Zur Not hat man ja immer noch den Kapitalismus. Der sagt ja unter anderem: Du darfst! Eigentlich sagt er auch: Du darfst nicht nur, wenn du kannst, du darfst vor allem wollen und das auch – oder ganz besonders – wenn du nicht kannst! Du darfst alles wollen, was du willst, das ist dein natürliches, unveräußerliches Recht. Du darfst so bleiben wie du bist: Ein Woller! Ein bedingungsloser Woller! Dementsprechend schief beäugt er einen, wenn man mal nichts will. Der moderne Kapitalismus sagt dann bspw.: Uncool! Schau dir mal dieses übersexualisierte 16-Jährige Mädchen an, willst du nicht auch so sein?

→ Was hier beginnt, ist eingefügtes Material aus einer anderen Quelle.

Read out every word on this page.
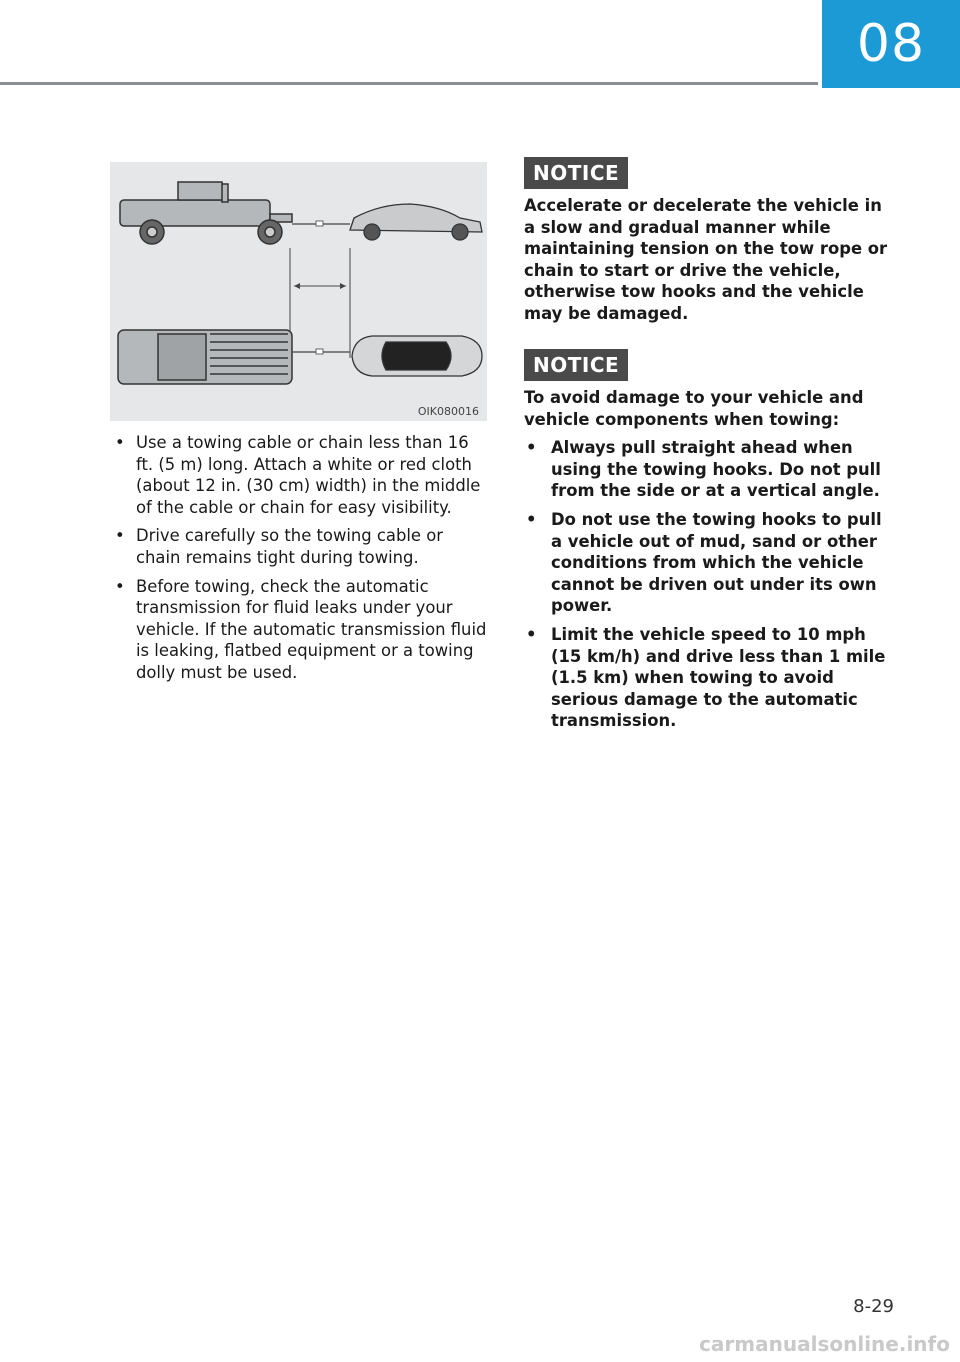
08
OIK080016
• Use a towing cable or chain less than 16 ft. (5 m) long. Attach a white or red cloth (about 12 in. (30 cm) width) in the middle of the cable or chain for easy visibility.
• Drive carefully so the towing cable or chain remains tight during towing.
• Before towing, check the automatic transmission for fluid leaks under your vehicle. If the automatic transmission fluid is leaking, flatbed equipment or a towing dolly must be used.
NOTICE
Accelerate or decelerate the vehicle in a slow and gradual manner while maintaining tension on the tow rope or chain to start or drive the vehicle, otherwise tow hooks and the vehicle may be damaged.
NOTICE
To avoid damage to your vehicle and vehicle components when towing:
• Always pull straight ahead when using the towing hooks. Do not pull from the side or at a vertical angle.
• Do not use the towing hooks to pull a vehicle out of mud, sand or other conditions from which the vehicle cannot be driven out under its own power.
• Limit the vehicle speed to 10 mph (15 km/h) and drive less than 1 mile (1.5 km) when towing to avoid serious damage to the automatic transmission.
8-29
carmanualsonline.info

Kauf dir Hotpants! Oder er sagt: Was sie dringend in ihrem Auto benötigen, ist eine Saftpresse, die ihren Namen kennt und ihnen die Füße massiert, während sie ihnen Kafkas Verwandlung (VW-Beetle-Version) vorliest. Ein indianisches Sprichwort beschreibt das Wesen des Kapitalismus ziemlich genau und zwar bezeichnet es diesen als einen Spiegel, der nicht so richtig funktioniert, da die Benutzung einerseits kostenpflichtig ist und in diesem kein Spiegelbild zu sehen ist, sondern 24 Stunden lang Werbung – auch regelmäßige Sonderangebote von Spiegeln bei Ikea. Zumindest ist der Kapitalismus ein guter Ersatz für eine fehlende Mörderförderung. Zwar tötet er nicht (jedenfalls eher selten im Westen), aber er macht arm – zumindest den Großteil – was man ja immerhin als sozialen Mord durchgehen lassen kann. Alles prima.

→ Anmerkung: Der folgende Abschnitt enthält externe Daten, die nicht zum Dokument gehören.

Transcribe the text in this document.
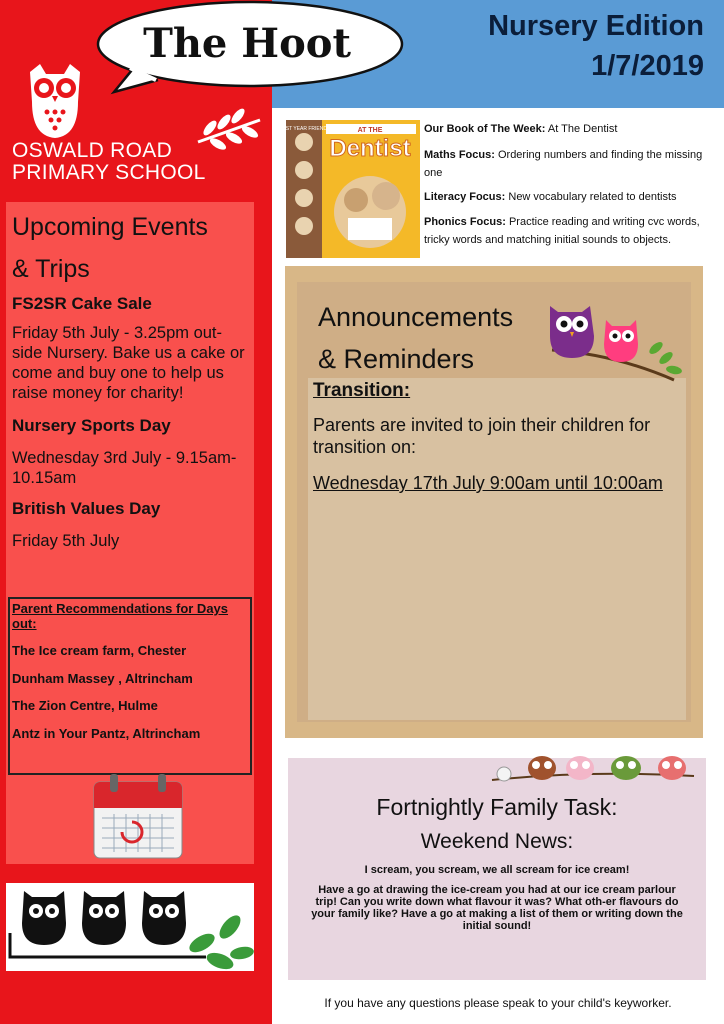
The Hoot	Nursery Edition
1/7/2019
OSWALD ROAD
PRIMARY SCHOOL
Upcoming Events
& Trips
FS2SR Cake Sale
Friday 5th July - 3.25pm out-side Nursery. Bake us a cake or come and buy one to help us raise money for charity!
Nursery Sports Day
Wednesday 3rd July - 9.15am-10.15am
British Values Day
Friday 5th July
Parent Recommendations for Days out:
The Ice cream farm, Chester
Dunham Massey , Altrincham
The Zion Centre, Hulme
Antz in Your Pantz, Altrincham
FIRST YEAR FRIENDS	AT THE
Dentist
Our Book of The Week: At The Dentist
Maths Focus: Ordering numbers and finding the missing one
Literacy Focus: New vocabulary related to dentists
Phonics Focus: Practice reading and writing cvc words, tricky words and matching initial sounds to objects.
Announcements
& Reminders
Transition:
Parents are invited to join their children for transition on:
Wednesday 17th July 9:00am until 10:00am
Fortnightly Family Task:
Weekend News:
I scream, you scream, we all scream for ice cream!
Have a go at drawing the ice-cream you had at our ice cream parlour trip! Can you write down what flavour it was? What oth-er flavours do your family like? Have a go at making a list of them or writing down the initial sound!
If you have any questions please speak to your child's keyworker.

Wogegen der Kapitlismus allerdings wohl nichts machen kann, ist die Schwemme von 3,4 Millionen Autoren die über das Reisen mit der Bahn schreiben und dies auf offenen Lesebühnen oder in geschlossenen Anstalten vortragen. 3,4 Millionen! Das ist eine erschreckend hohe Zahl. Was ist los in der Sonderschule der Kleinkunstschriftstellerei? Wie kann man sich so eine umfassende Geschmacksverirrung erklären? Der unheimliche Einfluss der deutschen Bahn auf das Leben der Deutschen? Oder ist es vielmehr der unheimliche Einfluss der deutschen Bahn auf das Leben einiger Deutscher, die meinen, einer ihrer Vorfahren sei in Goethes Skrotum herangereift und wenn nicht das, dann zumindest in jemandes Skrotum, der Goethe immerhin verehrt und wahrscheinlich auch einmal gelesen hat. Sind es thematische Nöte, sind es Ideennöte, sind es zu hartgekochte Weichbirnen, die aufplatzen und neben Hirnresten einen neuen Bahntext offenbaren? Schön wärs, aber eigentlich weiß man es nicht genau.

Genau weiß man nur, dass in Zügen der ODEG und vor allem in deren Toiletten Knöpfe aus dem Raumschiff Orion installiert sind und der Bordcomputer minütlich darauf hinweist, dass die Toilette gerade besetzt ist, wenn sich jemand darin zum Urinieren oder Koten befindet. Das ist fast so beeindruckend wie 3D-Drucker, die viereckige Pizza drucken können. Wenn man diese jetzt auch noch in Zügen der ODEG ausdrucken könnte und der Bordcomputer einen guten Appetit wünschen würde, dann stünde einer großartigen Zukunft nichts mehr im Wege. Aber davon ist die Menschheit ja noch Lichtjahre entfernt.